Le 14 juin, les troupes allemandes entrent à Paris. Le 16 juin, de Gaulle, en mission à Londres, dicte lui-même au téléphone le texte de la note à Paul Reynaud. Le même jour, il arrive à Bordeaux, apprend que Paul Reynaud s’est démis de ses fonctions le soir-même et que Philippe Pétain est devenu président du Conseil. Le soir du 17 juin, Jean Monnet reçoit à son domicile londonien le général de Gaulle, qui prépare son appel radiodiffusé du lendemain. Jean Monnet coopère momentanément avec lui pour tenter de maintenir le gouvernement de la France aux côtés des Alliés. Néanmoins, il refuse de s’associer à lui pour le lancement de la France libre à laquelle il n’adhère jamais. Monnet croyait qu’il serait plus efficace de coopérer à la victoire des alliés en entrant au service du gouvernement britannique et c’est ce qu’il fit. Paradoxalement, de Gaulle et Monnet, quoique très différents, eurent immédiatement la même analyse sur la nature mondiale de la guerre et sur son issue victorieuse.
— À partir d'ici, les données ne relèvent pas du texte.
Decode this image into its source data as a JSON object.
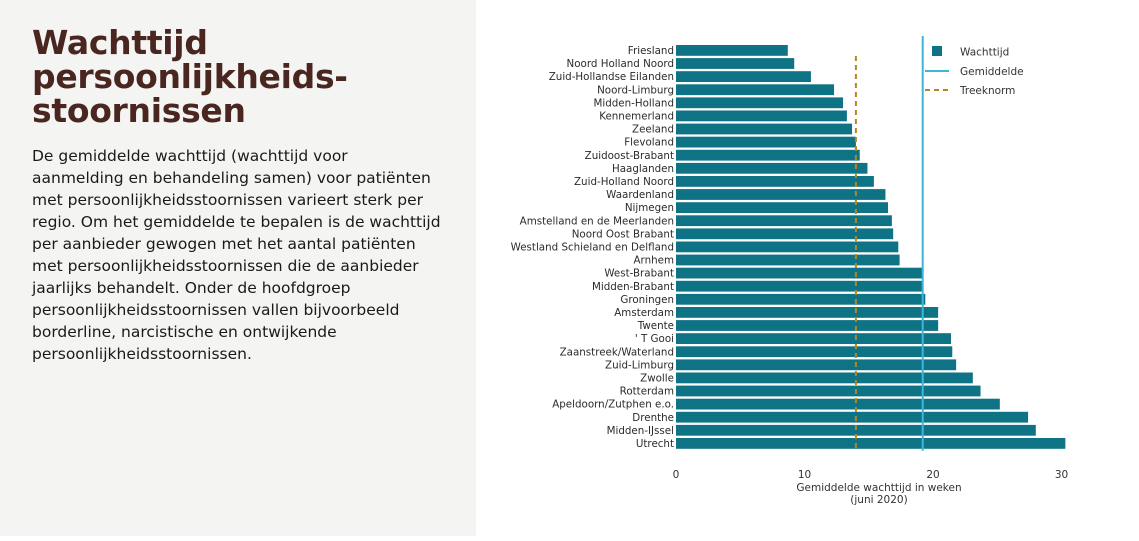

Jean Monnet, essais de couleurs.

En août 1940, Jean Monnet est envoyé aux États-Unis par le gouvernement britannique pour négocier l’achat de fournitures de guerre. Les États-Unis ont une politique isolationniste, mais il réussit à persuader le président Franklin Delano Roosevelt de relancer l’industrie de guerre américaine, afin de pouvoir contre-attaquer très vite et très fort le moment venu. C’est la mise en place du « Victory program ». Jusqu’en 1945, il s’emploie à coordonner l’effort de guerre entre le Royaume-Uni et les États-Unis. Dès 1942, il était prévu de construire 60 000 avions, 45 000 chars d’assaut et huit millions de tonnes de navires de guerre. Jean Monnet résume cette politique par une phrase célèbre : Il vaut mieux 10 000 chars de trop qu’un seul de moins que nécessaire. John Maynard Keynes a dit de lui qu’il avait abrégé la guerre d’un an.

En 1943, il est envoyé par Roosevelt à Alger pour seconder le général Henri Giraud au sein du Commandement en chef français civil et militaire : il contribue largement à l’abandon progressif par Giraud de la législation de Vichy4. Le 6 mai 1943, alors qu’il négocie la création du Comité français de libération nationale, Monnet adresse au principal et très proche conseiller de Roosevelt, Harry Hopkins, une note, alors secrète mais qui sera connue lors de l’ouverture des archives, qui ne laisse aucune illusion sur les sentiments qu’il porte alors au général de Gaulle et sur la conduite à tenir, selon lui, au regard du chef de la France libre : Il faut se résoudre à conclure que l’entente est impossible avec lui ; qu’il est un ennemi du peuple français et de ses libertés ; qu’il est un ennemi de la construction européenne, qu’en conséquence, il doit être détruit dans l’intérêt des Français.

Réconcilié avec De Gaulle, après que celui-ci eut fait preuve de son attachement à la démocratie, il est ensuite nommé membre du Comité français de Libération nationale institué pour unifier l’effort de guerre des autorités françaises de Londres et d’Alger. Il est un de ses plus proches collaborateurs et joue un rôle clé sur le plan économique pour préparer le redressement du pays. En 1944, il est chargé d’évaluer les besoins de la France après la Libération ; à cet effet, il négocie auprès du gouvernement américain les premiers prêts et les premiers accords de crédit, en marge du plan Marshall.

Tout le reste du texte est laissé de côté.